A institucionalização da escola como serviço público resultou de uma necessidade associada à transformação das condições de trabalho decorrentes da revolução industrial. O movimento de pessoas para os centros de produção industrial transformou não só a sociedade como o próprio ato educativo. O ensino que até outrora se concebia como um ato natural, espontâneo com fortes ligações ao seio familiar, passa a ser organizado por imperativos de educação de grandes massas com fortes ligações ao modelo de gestão da fábrica. A necessidade que as crianças se adaptassem ao modelo de produção fabril com controlo e disciplina coletiva criou uma escola, a conceção de currículo e a identidade do professor fortemente marcada pela lógica do processamento de um produto (aluno) com o mínimo de custos e eficácia. Nesta perspetiva também o ensino e o currículo deveriam organizar-se de forma científica sempre em vista à consecução dos objetivos claramente observáveis e de acordo com um processo ordenado e sequencial. Estávamos na era da gestão científica do currículo que concebia o ensino numa perspetiva behaviorista, com insistência na consecução dos objetivos e na organização das experiências profissionais que melhor os realizassem. O papel do professor seria o de “um mero

técnico de instrução cujo papel seria o de traduzir objectivos gerais, determinados algures, em objectivos comportamentais a aplicar dentro da sala de aula. Não lhe cabia a si questionar sobre o que era suposto ensinar.” (Sousa, 2004: 169). Segundo este modelo de racionalidade

técnica, a atividade do professor meramente instrumental, mediador entre o produto e os objetivos deixou algumas marcas na própria forma dos professores interpretarem a sua ação e também na formação inicial dos futuros professores.

A maior parte da investigação educacional (…) desenvolveu-se a partir desta concepção epistemológica da prática entendida como racionalidade técnica ou instrumental. A concepção do ensino baseada no paradigma processo-produto, a concepção do professor como técnico e a formação de professores por competências são indicadores eloquentes da amplitude temporal e espacial do modelo de racionalidade técnica. (Gómez, 1997:

98)

Os movimentos de crítica à racionalidade técnica do currículo iniciados pelos trabalhos e Bourdieu & Passeron, em 1964, de Paulo Freire, em 1971, e posteriormente Michael Apple, em 1999, alertaram para a necessidade de questionar e desconfiar do papel da escola, que

supostamente de forma inofensiva, escolhe o conjunto de ideias que foram selecionadas por alguém com o objetivo de hierarquizar e dominar os indivíduos. O papel da escola é fortemente contestado pelo fracasso da sua intenção democrática e de mobilidade social e acentua, em conjunto com os professores de forma consciente ou inconsciente, as relações sociais de dominação e subordinação com a participação dos professores que os treinam no estabelecimento dessas relações.
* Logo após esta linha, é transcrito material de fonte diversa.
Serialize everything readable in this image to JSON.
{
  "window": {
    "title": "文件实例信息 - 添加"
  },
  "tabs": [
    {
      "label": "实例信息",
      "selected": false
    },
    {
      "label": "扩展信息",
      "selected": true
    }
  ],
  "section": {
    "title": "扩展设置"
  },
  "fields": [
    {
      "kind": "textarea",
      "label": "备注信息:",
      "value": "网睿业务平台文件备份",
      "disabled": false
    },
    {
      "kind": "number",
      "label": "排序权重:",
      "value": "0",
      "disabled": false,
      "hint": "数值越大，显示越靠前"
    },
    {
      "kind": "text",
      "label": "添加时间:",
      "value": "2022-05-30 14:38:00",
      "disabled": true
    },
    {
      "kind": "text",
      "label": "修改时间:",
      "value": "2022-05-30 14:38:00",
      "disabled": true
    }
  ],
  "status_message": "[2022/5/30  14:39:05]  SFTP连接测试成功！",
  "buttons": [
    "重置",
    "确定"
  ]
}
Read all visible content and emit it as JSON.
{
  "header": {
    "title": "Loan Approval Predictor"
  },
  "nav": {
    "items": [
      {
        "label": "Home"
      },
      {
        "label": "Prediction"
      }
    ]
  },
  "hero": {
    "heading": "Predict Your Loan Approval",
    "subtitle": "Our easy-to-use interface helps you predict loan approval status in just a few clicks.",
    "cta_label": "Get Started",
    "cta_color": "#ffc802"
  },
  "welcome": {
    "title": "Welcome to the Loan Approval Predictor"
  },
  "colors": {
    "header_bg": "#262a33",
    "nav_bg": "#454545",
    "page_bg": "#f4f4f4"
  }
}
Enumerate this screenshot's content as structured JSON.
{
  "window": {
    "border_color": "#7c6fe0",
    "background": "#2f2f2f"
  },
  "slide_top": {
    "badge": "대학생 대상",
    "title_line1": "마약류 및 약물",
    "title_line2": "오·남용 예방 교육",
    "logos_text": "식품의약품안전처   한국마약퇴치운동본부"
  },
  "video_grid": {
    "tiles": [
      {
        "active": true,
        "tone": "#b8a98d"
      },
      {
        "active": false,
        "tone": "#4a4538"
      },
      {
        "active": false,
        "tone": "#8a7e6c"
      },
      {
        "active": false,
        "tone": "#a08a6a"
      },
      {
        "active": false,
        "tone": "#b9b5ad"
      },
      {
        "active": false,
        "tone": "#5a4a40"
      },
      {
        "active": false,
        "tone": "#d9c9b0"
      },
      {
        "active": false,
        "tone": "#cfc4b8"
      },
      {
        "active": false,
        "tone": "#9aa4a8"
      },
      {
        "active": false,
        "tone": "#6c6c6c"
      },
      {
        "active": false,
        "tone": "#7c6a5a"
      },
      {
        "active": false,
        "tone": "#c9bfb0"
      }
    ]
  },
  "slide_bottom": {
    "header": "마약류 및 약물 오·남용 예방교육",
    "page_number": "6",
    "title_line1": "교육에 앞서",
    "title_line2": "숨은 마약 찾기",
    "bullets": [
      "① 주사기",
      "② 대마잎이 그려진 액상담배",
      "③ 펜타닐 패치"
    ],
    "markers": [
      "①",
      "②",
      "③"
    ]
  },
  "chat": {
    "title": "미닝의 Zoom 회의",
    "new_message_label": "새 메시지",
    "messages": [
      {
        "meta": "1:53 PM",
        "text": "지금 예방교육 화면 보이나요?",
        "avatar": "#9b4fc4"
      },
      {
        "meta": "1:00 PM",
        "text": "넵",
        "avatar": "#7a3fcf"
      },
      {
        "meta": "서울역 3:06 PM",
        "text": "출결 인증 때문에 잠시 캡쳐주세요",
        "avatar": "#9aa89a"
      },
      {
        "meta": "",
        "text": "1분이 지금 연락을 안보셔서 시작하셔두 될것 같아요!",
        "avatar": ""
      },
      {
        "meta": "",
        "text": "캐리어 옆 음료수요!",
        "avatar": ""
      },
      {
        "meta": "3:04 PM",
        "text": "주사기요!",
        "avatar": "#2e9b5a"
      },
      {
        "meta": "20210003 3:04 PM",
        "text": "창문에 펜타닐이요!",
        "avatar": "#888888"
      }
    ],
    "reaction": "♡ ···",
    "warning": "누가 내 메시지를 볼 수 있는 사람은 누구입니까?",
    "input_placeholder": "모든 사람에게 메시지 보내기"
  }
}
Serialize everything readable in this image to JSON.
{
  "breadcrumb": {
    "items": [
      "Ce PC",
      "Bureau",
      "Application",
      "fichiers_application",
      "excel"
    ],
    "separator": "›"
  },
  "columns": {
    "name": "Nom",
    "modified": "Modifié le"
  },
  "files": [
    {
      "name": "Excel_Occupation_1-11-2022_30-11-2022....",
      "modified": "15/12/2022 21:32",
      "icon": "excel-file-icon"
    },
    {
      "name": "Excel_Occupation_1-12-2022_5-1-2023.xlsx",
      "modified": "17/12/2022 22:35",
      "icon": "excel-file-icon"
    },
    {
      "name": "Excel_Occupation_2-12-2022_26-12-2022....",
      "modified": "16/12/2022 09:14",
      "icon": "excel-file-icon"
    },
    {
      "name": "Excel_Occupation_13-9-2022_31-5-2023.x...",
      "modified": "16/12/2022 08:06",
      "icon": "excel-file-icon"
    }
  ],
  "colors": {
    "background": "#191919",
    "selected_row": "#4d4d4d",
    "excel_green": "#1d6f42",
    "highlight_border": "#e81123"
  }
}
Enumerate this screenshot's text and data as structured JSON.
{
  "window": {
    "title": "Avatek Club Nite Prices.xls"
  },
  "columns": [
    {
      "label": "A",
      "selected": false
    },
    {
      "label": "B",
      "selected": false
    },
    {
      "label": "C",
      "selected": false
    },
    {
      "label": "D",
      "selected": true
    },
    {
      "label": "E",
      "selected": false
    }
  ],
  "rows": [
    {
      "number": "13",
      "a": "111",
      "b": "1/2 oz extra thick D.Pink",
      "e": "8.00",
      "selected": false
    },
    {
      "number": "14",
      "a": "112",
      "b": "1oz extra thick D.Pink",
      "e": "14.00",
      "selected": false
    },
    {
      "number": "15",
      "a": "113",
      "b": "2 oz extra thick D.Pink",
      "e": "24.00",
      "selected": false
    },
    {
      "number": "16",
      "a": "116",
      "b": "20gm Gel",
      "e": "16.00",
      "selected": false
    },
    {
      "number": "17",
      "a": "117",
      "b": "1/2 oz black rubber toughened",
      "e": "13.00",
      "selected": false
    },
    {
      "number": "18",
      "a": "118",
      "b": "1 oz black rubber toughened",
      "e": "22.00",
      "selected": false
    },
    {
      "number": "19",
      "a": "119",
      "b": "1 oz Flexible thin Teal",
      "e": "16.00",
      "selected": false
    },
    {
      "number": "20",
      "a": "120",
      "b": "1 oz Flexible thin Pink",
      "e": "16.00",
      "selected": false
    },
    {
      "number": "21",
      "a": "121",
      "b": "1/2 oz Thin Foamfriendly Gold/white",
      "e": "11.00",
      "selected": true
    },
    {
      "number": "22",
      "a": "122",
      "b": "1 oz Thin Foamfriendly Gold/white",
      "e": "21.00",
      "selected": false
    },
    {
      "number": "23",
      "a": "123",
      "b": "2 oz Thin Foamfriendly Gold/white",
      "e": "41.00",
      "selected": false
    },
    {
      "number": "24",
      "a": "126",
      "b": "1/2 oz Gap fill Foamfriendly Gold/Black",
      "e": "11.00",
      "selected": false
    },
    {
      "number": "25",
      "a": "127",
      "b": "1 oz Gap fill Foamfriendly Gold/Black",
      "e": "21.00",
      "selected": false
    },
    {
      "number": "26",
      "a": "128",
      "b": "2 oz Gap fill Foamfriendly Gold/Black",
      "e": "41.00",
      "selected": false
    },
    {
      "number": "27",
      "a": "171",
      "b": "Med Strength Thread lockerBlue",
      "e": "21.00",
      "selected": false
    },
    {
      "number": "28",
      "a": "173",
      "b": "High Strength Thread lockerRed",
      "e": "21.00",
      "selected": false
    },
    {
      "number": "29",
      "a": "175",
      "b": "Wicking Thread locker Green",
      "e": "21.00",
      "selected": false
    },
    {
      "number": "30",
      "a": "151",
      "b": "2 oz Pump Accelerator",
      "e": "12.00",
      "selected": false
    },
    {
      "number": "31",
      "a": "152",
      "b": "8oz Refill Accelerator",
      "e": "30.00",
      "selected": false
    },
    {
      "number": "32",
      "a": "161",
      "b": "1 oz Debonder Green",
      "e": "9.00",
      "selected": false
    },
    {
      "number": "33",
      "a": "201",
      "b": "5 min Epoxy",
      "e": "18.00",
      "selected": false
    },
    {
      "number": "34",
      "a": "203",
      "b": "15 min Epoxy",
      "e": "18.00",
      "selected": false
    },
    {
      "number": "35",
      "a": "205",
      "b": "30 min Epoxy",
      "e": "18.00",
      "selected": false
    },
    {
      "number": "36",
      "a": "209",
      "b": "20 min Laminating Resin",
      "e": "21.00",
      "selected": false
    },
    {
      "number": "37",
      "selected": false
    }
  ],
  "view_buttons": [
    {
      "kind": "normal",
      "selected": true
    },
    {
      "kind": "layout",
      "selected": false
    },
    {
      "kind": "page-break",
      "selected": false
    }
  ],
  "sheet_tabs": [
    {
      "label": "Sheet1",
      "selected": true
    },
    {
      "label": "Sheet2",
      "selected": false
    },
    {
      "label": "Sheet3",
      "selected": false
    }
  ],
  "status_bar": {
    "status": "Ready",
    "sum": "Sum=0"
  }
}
Em Portugal, a necessidade de conscientizar os professores para a reflexão sobre o seu papel na reprodução e estratificação social é evidenciado por Jesus Maria Sousa “O currículo tem estado, de uma forma mais ou menos oculta, permeável às forças

do poder hegemónico, seja ele político, social, económico ou cultural. (…) todo um processo de reprodução e estratificação social, que é posto em prática com a conivência, ainda que muitas vezes inconsciente, dos professores” (Sousa, 2004: 165). Decorrente deste

questionamento impõe-se a necessidade de refletir e reconhecer que uma nova relação do professor com o currículo, e por sua vez de novas conceções sobre a profissionalidade docente, se tornam necessárias.